I started at the beginning, with the chapters on Nixon and Gerald Ford’s chiefs of staff, but it felt like it was going to take me a long time to get me to the era of American politics I have lived through as an adult, so I then skipped ahead to the chapter on Clinton and galloped on through George W Bush, Obama and Trump. I had intended to stop there, but by this point I was sucked into how different chiefs of staff were from each other in style and tone, and was fascinated by the extent to which, as the subtitle suggests, they can make or break a Presidency. So I then went back and filled in the gap of Jimmy Carter, Reagan and George H W Bush. It was the first time I have been able to bring myself to read about the Trump Presidency in book format – having avoided the various exposes from inside his White House as I have more than enough detail already from the press and the wonderful twice-weekly Pod Save America podcast.

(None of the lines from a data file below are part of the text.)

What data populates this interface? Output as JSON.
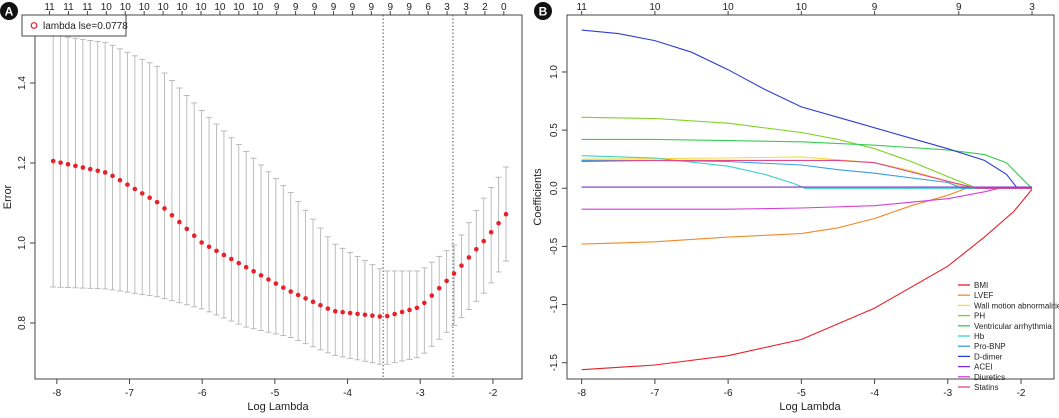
{
  "chart_data": [
    {
      "panel": "A",
      "type": "scatter",
      "xlabel": "Log Lambda",
      "ylabel": "Error",
      "xlim": [
        -8.3,
        -1.6
      ],
      "ylim": [
        0.66,
        1.57
      ],
      "xticks": [
        -8,
        -7,
        -6,
        -5,
        -4,
        -3,
        -2
      ],
      "yticks": [
        0.8,
        1.0,
        1.2,
        1.4
      ],
      "legend": "lambda lse=0.0778",
      "legend_position": "top-left",
      "top_axis_labels": [
        "11",
        "11",
        "11",
        "10",
        "10",
        "10",
        "10",
        "10",
        "10",
        "10",
        "10",
        "10",
        "9",
        "9",
        "9",
        "9",
        "9",
        "9",
        "9",
        "9",
        "6",
        "3",
        "3",
        "2",
        "0"
      ],
      "top_axis_range": [
        -8.1,
        -1.85
      ],
      "vlines": [
        -3.51,
        -2.55
      ],
      "x_start": -8.05,
      "x_end": -1.82,
      "n_points": 62,
      "series": [
        {
          "name": "mean",
          "points": [
            [
              -8.05,
              1.205
            ],
            [
              -7.3,
              1.175
            ],
            [
              -6.6,
              1.1
            ],
            [
              -6.0,
              1.0
            ],
            [
              -5.4,
              0.94
            ],
            [
              -4.8,
              0.88
            ],
            [
              -4.2,
              0.83
            ],
            [
              -3.5,
              0.815
            ],
            [
              -3.0,
              0.84
            ],
            [
              -2.5,
              0.93
            ],
            [
              -2.1,
              1.01
            ],
            [
              -1.82,
              1.072
            ]
          ]
        },
        {
          "name": "upper",
          "points": [
            [
              -8.05,
              1.52
            ],
            [
              -7.3,
              1.5
            ],
            [
              -6.6,
              1.44
            ],
            [
              -6.0,
              1.33
            ],
            [
              -5.4,
              1.23
            ],
            [
              -4.8,
              1.13
            ],
            [
              -4.2,
              1.0
            ],
            [
              -3.5,
              0.93
            ],
            [
              -3.0,
              0.93
            ],
            [
              -2.5,
              1.0
            ],
            [
              -2.1,
              1.12
            ],
            [
              -1.82,
              1.19
            ]
          ]
        },
        {
          "name": "lower",
          "points": [
            [
              -8.05,
              0.89
            ],
            [
              -7.3,
              0.885
            ],
            [
              -6.6,
              0.865
            ],
            [
              -6.0,
              0.835
            ],
            [
              -5.4,
              0.79
            ],
            [
              -4.8,
              0.765
            ],
            [
              -4.2,
              0.72
            ],
            [
              -3.5,
              0.695
            ],
            [
              -3.0,
              0.715
            ],
            [
              -2.5,
              0.8
            ],
            [
              -2.1,
              0.88
            ],
            [
              -1.82,
              0.955
            ]
          ]
        }
      ]
    },
    {
      "panel": "B",
      "type": "line",
      "xlabel": "Log Lambda",
      "ylabel": "Coefficients",
      "xlim": [
        -8.2,
        -1.55
      ],
      "ylim": [
        -1.64,
        1.49
      ],
      "xticks": [
        -8,
        -7,
        -6,
        -5,
        -4,
        -3,
        -2
      ],
      "yticks": [
        -1.5,
        -1.0,
        -0.5,
        0.0,
        0.5,
        1.0
      ],
      "top_axis_labels": [
        "11",
        "10",
        "10",
        "10",
        "9",
        "9",
        "3"
      ],
      "top_axis_values": [
        -8.0,
        -7.0,
        -6.0,
        -5.0,
        -4.0,
        -2.85,
        -1.85
      ],
      "legend_position": "bottom-right",
      "series": [
        {
          "name": "BMI",
          "color": "#e8202a",
          "points": [
            [
              -8.0,
              -1.56
            ],
            [
              -7.0,
              -1.52
            ],
            [
              -6.0,
              -1.44
            ],
            [
              -5.0,
              -1.3
            ],
            [
              -4.0,
              -1.03
            ],
            [
              -3.0,
              -0.67
            ],
            [
              -2.5,
              -0.42
            ],
            [
              -2.1,
              -0.2
            ],
            [
              -1.85,
              -0.01
            ]
          ]
        },
        {
          "name": "LVEF",
          "color": "#f28a2b",
          "points": [
            [
              -8.0,
              -0.48
            ],
            [
              -7.0,
              -0.46
            ],
            [
              -6.0,
              -0.42
            ],
            [
              -5.0,
              -0.39
            ],
            [
              -4.5,
              -0.34
            ],
            [
              -4.0,
              -0.26
            ],
            [
              -3.5,
              -0.15
            ],
            [
              -3.0,
              -0.06
            ],
            [
              -2.75,
              0.0
            ],
            [
              -1.85,
              0.0
            ]
          ]
        },
        {
          "name": "Wall motion abnormalities",
          "color": "#f3e034",
          "points": [
            [
              -8.0,
              0.25
            ],
            [
              -7.0,
              0.255
            ],
            [
              -6.0,
              0.26
            ],
            [
              -5.0,
              0.27
            ],
            [
              -4.0,
              0.22
            ],
            [
              -3.5,
              0.15
            ],
            [
              -3.0,
              0.06
            ],
            [
              -2.7,
              0.0
            ],
            [
              -1.85,
              0.0
            ]
          ]
        },
        {
          "name": "PH",
          "color": "#7fd321",
          "points": [
            [
              -8.0,
              0.61
            ],
            [
              -7.0,
              0.6
            ],
            [
              -6.0,
              0.56
            ],
            [
              -5.0,
              0.48
            ],
            [
              -4.5,
              0.42
            ],
            [
              -4.0,
              0.34
            ],
            [
              -3.5,
              0.23
            ],
            [
              -3.0,
              0.1
            ],
            [
              -2.6,
              0.0
            ],
            [
              -1.85,
              0.0
            ]
          ]
        },
        {
          "name": "Ventricular arrhythmia",
          "color": "#39cc52",
          "points": [
            [
              -8.0,
              0.42
            ],
            [
              -7.0,
              0.42
            ],
            [
              -6.0,
              0.41
            ],
            [
              -5.0,
              0.4
            ],
            [
              -4.0,
              0.37
            ],
            [
              -3.0,
              0.33
            ],
            [
              -2.5,
              0.29
            ],
            [
              -2.2,
              0.22
            ],
            [
              -1.95,
              0.06
            ],
            [
              -1.85,
              0.0
            ]
          ]
        },
        {
          "name": "Hb",
          "color": "#3cd3c4",
          "points": [
            [
              -8.0,
              0.28
            ],
            [
              -7.0,
              0.26
            ],
            [
              -6.0,
              0.19
            ],
            [
              -5.5,
              0.12
            ],
            [
              -5.1,
              0.04
            ],
            [
              -4.95,
              0.0
            ],
            [
              -1.85,
              0.0
            ]
          ]
        },
        {
          "name": "Pro-BNP",
          "color": "#3a9fe0",
          "points": [
            [
              -8.0,
              0.24
            ],
            [
              -7.0,
              0.24
            ],
            [
              -6.0,
              0.23
            ],
            [
              -5.0,
              0.2
            ],
            [
              -4.5,
              0.16
            ],
            [
              -4.0,
              0.13
            ],
            [
              -3.0,
              0.05
            ],
            [
              -2.8,
              0.0
            ],
            [
              -1.85,
              0.0
            ]
          ]
        },
        {
          "name": "D-dimer",
          "color": "#2f3fd0",
          "points": [
            [
              -8.0,
              1.36
            ],
            [
              -7.5,
              1.33
            ],
            [
              -7.0,
              1.27
            ],
            [
              -6.5,
              1.17
            ],
            [
              -6.0,
              1.02
            ],
            [
              -5.5,
              0.85
            ],
            [
              -5.0,
              0.7
            ],
            [
              -4.5,
              0.61
            ],
            [
              -4.0,
              0.52
            ],
            [
              -3.5,
              0.43
            ],
            [
              -3.0,
              0.34
            ],
            [
              -2.5,
              0.24
            ],
            [
              -2.2,
              0.12
            ],
            [
              -2.05,
              0.0
            ],
            [
              -1.85,
              0.0
            ]
          ]
        },
        {
          "name": "ACEI",
          "color": "#7a2fd6",
          "points": [
            [
              -8.0,
              0.01
            ],
            [
              -1.85,
              0.01
            ]
          ]
        },
        {
          "name": "Diuretics",
          "color": "#d43fd8",
          "points": [
            [
              -8.0,
              -0.18
            ],
            [
              -7.0,
              -0.18
            ],
            [
              -6.0,
              -0.18
            ],
            [
              -5.0,
              -0.17
            ],
            [
              -4.0,
              -0.15
            ],
            [
              -3.0,
              -0.09
            ],
            [
              -2.5,
              -0.03
            ],
            [
              -2.3,
              0.0
            ],
            [
              -1.85,
              0.0
            ]
          ]
        },
        {
          "name": "Statins",
          "color": "#e3458e",
          "points": [
            [
              -8.0,
              0.23
            ],
            [
              -7.0,
              0.24
            ],
            [
              -6.0,
              0.24
            ],
            [
              -5.0,
              0.24
            ],
            [
              -4.5,
              0.24
            ],
            [
              -4.0,
              0.22
            ],
            [
              -3.5,
              0.14
            ],
            [
              -3.0,
              0.06
            ],
            [
              -2.6,
              0.0
            ],
            [
              -1.85,
              0.0
            ]
          ]
        }
      ]
    }
  ],
  "panel_labels": [
    "A",
    "B"
  ]
}
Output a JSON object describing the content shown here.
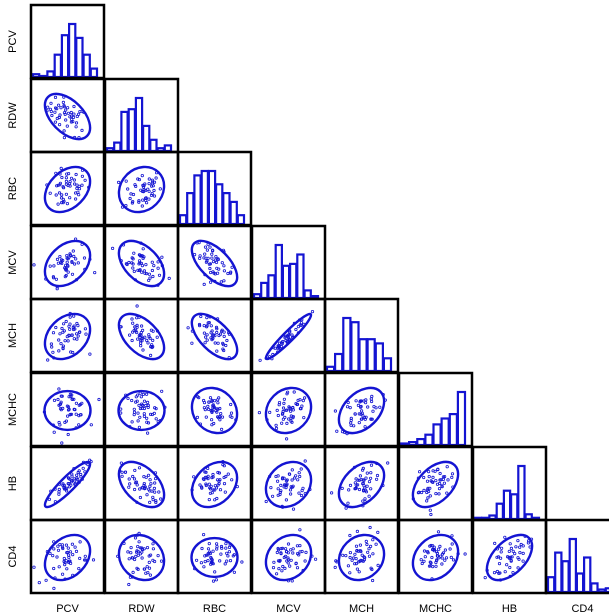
{
  "chart_data": {
    "type": "scatter",
    "variables": [
      "PCV",
      "RDW",
      "RBC",
      "MCV",
      "MCH",
      "MCHC",
      "HB",
      "CD4"
    ],
    "layout": "lower-triangular scatterplot matrix with histograms on the diagonal and concentration ellipses in each scatter panel",
    "colors": {
      "marks": "#1414d2",
      "frame": "#000000"
    },
    "histograms": {
      "PCV": [
        1,
        0,
        2,
        8,
        15,
        19,
        14,
        8,
        3
      ],
      "RDW": [
        1,
        3,
        14,
        15,
        19,
        9,
        4,
        1,
        2
      ],
      "RBC": [
        2,
        7,
        11,
        12,
        12,
        9,
        7,
        5,
        2
      ],
      "MCV": [
        2,
        8,
        12,
        28,
        17,
        18,
        23,
        4,
        1
      ],
      "MCH": [
        2,
        8,
        25,
        23,
        15,
        15,
        13,
        6
      ],
      "MCHC": [
        1,
        2,
        4,
        7,
        14,
        18,
        21,
        36
      ],
      "HB": [
        1,
        1,
        3,
        13,
        24,
        21,
        45,
        4,
        1
      ],
      "CD4": [
        12,
        32,
        25,
        43,
        15,
        28,
        7,
        2,
        3
      ]
    },
    "correlations": {
      "RDW-PCV": -0.5,
      "RBC-PCV": 0.35,
      "RBC-RDW": 0.15,
      "MCV-PCV": 0.35,
      "MCV-RDW": -0.45,
      "MCV-RBC": -0.6,
      "MCH-PCV": 0.3,
      "MCH-RDW": -0.5,
      "MCH-RBC": -0.6,
      "MCH-MCV": 0.95,
      "MCHC-PCV": 0.1,
      "MCHC-RDW": -0.05,
      "MCHC-RBC": -0.15,
      "MCHC-MCV": 0.15,
      "MCHC-MCH": 0.4,
      "HB-PCV": 0.9,
      "HB-RDW": -0.45,
      "HB-RBC": 0.3,
      "HB-MCV": 0.2,
      "HB-MCH": 0.4,
      "HB-MCHC": 0.45,
      "CD4-PCV": 0.3,
      "CD4-RDW": -0.15,
      "CD4-RBC": -0.05,
      "CD4-MCV": 0.2,
      "CD4-MCH": 0.15,
      "CD4-MCHC": 0.25,
      "CD4-HB": 0.5
    },
    "points_per_panel": 50
  }
}
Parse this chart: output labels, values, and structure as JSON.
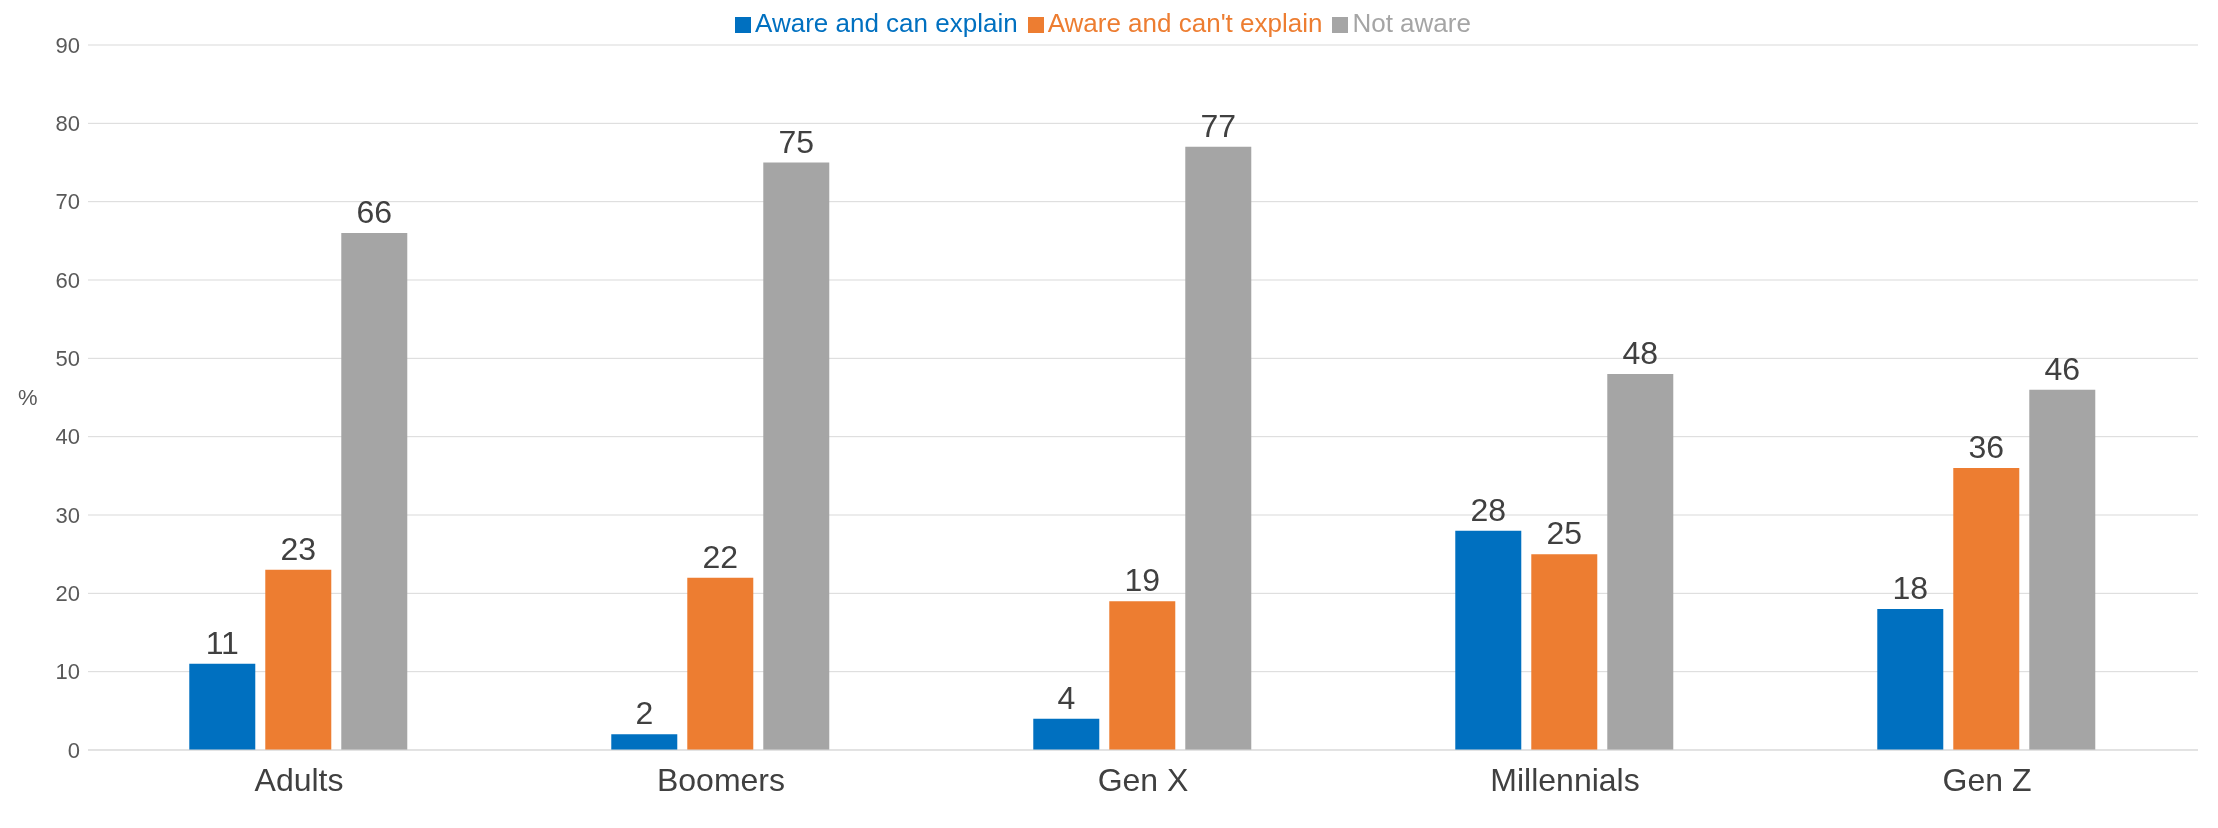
{
  "chart_data": {
    "type": "bar",
    "ylabel": "%",
    "categories": [
      "Adults",
      "Boomers",
      "Gen X",
      "Millennials",
      "Gen Z"
    ],
    "series": [
      {
        "name": "Aware and can explain",
        "color": "#0070c0",
        "values": [
          11,
          2,
          4,
          28,
          18
        ]
      },
      {
        "name": "Aware and can't explain",
        "color": "#ed7d31",
        "values": [
          23,
          22,
          19,
          25,
          36
        ]
      },
      {
        "name": "Not aware",
        "color": "#a5a5a5",
        "values": [
          66,
          75,
          77,
          48,
          46
        ]
      }
    ],
    "ylim": [
      0,
      90
    ],
    "yticks": [
      0,
      10,
      20,
      30,
      40,
      50,
      60,
      70,
      80,
      90
    ],
    "grid": "y",
    "legend": "top",
    "data_labels": true
  }
}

The most effective chiefs of staff in this era are not always ones that match my own politics. They are defined by fundamentally knowing and never forgetting that it is the President and not them who is in charge, by staying firmly in the background, by knowing how to delegate, by understanding that they are in charge of making the operation work, by being ruthless in ensuring the President spends his time on the most important things, and by being willing to speak truth to power when no-one else will.

Seeing these crucial but less well known political characters in operation is fascinating, as is being behind the scenes at great moments of history, from the fall of the Berlin wall, to 9-11, and the financial crash of 2008. Anyone who enjoys following politics and knowing the inside story will enjoy this book.